Falls Investitionen in das Bochumer Werk nicht Bedingung der Verhandlungen sind, werden die im Gespräch befindlichen 450 Millionen Euro NRWs herausgeschmissenes Geld sein.

Stop der Diskussion, dass man mit Arbeitsplatzabbau ein Unternehmen retten kann!!

08.11.2009
13:40
Rüttgers: Eine Insolvenz wäre für alle viel teurer
von Peter Wein | #52

Als Bochumer muss ich feststellen: Das Opelwerk hat in der Vergangenheit bei Invesititionen und neu zu bauenden Automodellen immer europaweit vergleichsweise schlecht dagestanden.
ich würde mir wünschen, dass unser Ministerpäsident Rüttgers nicht nur die Arbeitsplätze in Bochum im Auge behält sondern auch die Wettbewerbsfähigkeit des Standortes in Bochum insgesamt, sprich es müssen endlich investiert werden. Nur damit kann langfristig eine Perspektive für das Werk in Bochum geschaffen werden.
Ansonsten sind die im Gespräch befindlichen 450 Millionen Euro NRWs herausgeschmissenes Geld.
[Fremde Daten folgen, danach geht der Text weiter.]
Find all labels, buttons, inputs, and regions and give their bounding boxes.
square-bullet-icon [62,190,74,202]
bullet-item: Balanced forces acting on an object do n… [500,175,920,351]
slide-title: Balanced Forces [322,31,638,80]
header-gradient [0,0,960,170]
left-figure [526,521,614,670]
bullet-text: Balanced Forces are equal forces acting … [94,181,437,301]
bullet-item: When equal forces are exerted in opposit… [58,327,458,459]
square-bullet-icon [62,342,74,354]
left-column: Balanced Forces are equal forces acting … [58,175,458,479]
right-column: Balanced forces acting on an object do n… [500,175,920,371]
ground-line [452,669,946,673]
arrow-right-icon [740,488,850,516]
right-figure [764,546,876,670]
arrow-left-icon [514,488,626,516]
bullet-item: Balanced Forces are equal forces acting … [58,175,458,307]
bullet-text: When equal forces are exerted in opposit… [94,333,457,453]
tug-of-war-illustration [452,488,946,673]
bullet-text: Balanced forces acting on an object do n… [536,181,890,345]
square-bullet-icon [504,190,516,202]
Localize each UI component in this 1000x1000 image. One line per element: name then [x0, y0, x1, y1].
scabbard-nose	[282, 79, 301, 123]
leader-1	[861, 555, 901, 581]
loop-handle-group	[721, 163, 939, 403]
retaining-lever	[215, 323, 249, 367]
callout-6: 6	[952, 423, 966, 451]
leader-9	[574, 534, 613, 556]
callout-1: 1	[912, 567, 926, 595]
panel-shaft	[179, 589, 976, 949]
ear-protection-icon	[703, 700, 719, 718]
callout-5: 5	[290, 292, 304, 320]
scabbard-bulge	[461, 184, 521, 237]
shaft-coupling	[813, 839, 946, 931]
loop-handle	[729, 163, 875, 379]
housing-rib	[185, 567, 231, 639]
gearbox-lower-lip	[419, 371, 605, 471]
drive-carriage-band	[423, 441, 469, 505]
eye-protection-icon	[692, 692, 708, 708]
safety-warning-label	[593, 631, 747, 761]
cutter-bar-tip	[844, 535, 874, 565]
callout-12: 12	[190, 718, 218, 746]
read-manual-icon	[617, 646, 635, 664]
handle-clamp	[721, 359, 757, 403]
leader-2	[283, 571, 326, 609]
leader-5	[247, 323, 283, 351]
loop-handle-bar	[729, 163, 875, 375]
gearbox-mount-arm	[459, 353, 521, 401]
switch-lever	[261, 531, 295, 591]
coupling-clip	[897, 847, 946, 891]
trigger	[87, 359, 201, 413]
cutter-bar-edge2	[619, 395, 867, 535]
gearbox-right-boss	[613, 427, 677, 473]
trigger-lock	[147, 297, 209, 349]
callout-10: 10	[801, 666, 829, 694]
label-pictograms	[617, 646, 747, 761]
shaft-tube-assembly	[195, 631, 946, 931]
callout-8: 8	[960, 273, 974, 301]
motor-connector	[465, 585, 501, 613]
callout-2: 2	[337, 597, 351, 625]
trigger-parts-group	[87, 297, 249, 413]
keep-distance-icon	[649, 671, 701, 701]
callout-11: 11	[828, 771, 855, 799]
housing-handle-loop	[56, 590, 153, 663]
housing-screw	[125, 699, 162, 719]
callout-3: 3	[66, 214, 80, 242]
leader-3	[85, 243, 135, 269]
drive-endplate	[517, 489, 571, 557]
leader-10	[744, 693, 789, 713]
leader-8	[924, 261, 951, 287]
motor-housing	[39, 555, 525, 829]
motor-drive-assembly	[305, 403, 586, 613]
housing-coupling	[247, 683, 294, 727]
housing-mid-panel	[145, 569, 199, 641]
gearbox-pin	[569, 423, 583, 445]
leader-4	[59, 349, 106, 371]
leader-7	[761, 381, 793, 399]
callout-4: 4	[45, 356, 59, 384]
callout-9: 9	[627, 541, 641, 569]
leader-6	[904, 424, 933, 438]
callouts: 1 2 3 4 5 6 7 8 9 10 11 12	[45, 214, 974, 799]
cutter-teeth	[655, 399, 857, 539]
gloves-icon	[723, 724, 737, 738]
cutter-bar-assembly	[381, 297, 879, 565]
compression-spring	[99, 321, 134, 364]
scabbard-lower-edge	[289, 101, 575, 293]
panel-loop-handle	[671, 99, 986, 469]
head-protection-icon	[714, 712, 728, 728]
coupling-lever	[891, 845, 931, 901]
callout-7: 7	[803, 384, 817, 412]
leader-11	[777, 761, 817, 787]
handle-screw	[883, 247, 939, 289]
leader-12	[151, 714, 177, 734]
Stop der Diskussion, dass man mit Arbeitsplatzabbau ein Unternehmen retten kann!!

08.11.2009
00:55
Rüttgers: Eine Insolvenz wäre für alle viel teurer
von dasKollektiv | #51

Unter Rüttgers und Guttenberg wäre es für alle noch viel teurer geworden, dann lieber denjenigen die sich damit auskennen und das ist GM!

07.11.2009
18:45
Rüttgers: Eine Insolvenz wäre für alle viel teurer
von pauker | #50

Wir werden eben von Schwätzern wie Rüttgers regiert, weil die Mehrheit dieses Volkes solche dreisten Schwätzer will. Wenn die häufig übergewichtige Opelproleten öffentlich rumbrüllen spielt Sachverstand dann keine Rolle mehr wie der Rauswurf von Wennemer und Pfeil aus der OpelTreuhand zeigt.

07.11.2009
13:51
Rüttgers: Eine Insolvenz wäre für alle viel teurer
von nie88 | #49

Bis zur Landtagswahl in NRW braucht sich kein Opelaner sorgen zu machen...aber vorsorglich sollte er/sie sich schon mal bei der BA melden, im Arbeitsmarktgesetz steht JEDER ARBEITNEHMER HAT SIC, WENN DER VERDACHT BESTEHT DAS ER7SIE DEN ARBEITSPLATZ VERLIERT UNVERZÜGLICH BEIM ARBEITSAMT ALS ARBEIT-SUCHEND ZU MELDEN.....Steht da nicht Wörtlich aber Sinngemäß....und verbratet schon mal euer Vermögen sonst freut sich ne ARGE

07.11.2009
13:34
Rüttgers: Eine Insolvenz wäre für alle viel teurer
von blinker5902 | #48

Ach ja, der Jürgen.
Großes Maul und nix dahinter.
Angst vor den Wahlen und desshalb sein dummes Geschwätz.
Übrigens: Opel gehört GM und sonst niemandem.
Da ändert auch die NRW Lusche nichts daran.

07.11.2009
13:34
Rüttgers: Eine Insolvenz wäre für alle viel teurer
von DerSupaTypAusDerEonWerbung | #47

@r kant. Ich bin nicht grundsätzlich dagegen, Opel zu retten. Aber was mich ärgert, ist wie schwach die Politiker als unsere Vertreter in diesem Spiel sind. Sie werden doch von den Konzernen an der Nase herumgeführt, ob von den Banken oder GM, Siemens oder Telekom.

07.11.2009
13:09
Rüttgers: Eine Insolvenz wäre für alle viel teurer
von Schürener | #46

Unser MP hatte doch schon vor Monaten in Detroit alles geklärt oder irre ich mich?

07.11.2009
12:10
Rüttgers: Eine Insolvenz wäre für alle viel teurer
von zauberlehrer | #45

Laßt den GM Konzern motschen ,es kommt sowieso nichts gescheites heraus . Und Herr Rüttgers der nach Staatsgeldern (Steuern von uns Bürgern ) schreit, hat nur sein eigenes Wohl im Auge (Wahl in NRW , sowie Mehrheit im Bundesrat ) einfach eine verlogene Gesellschaft !!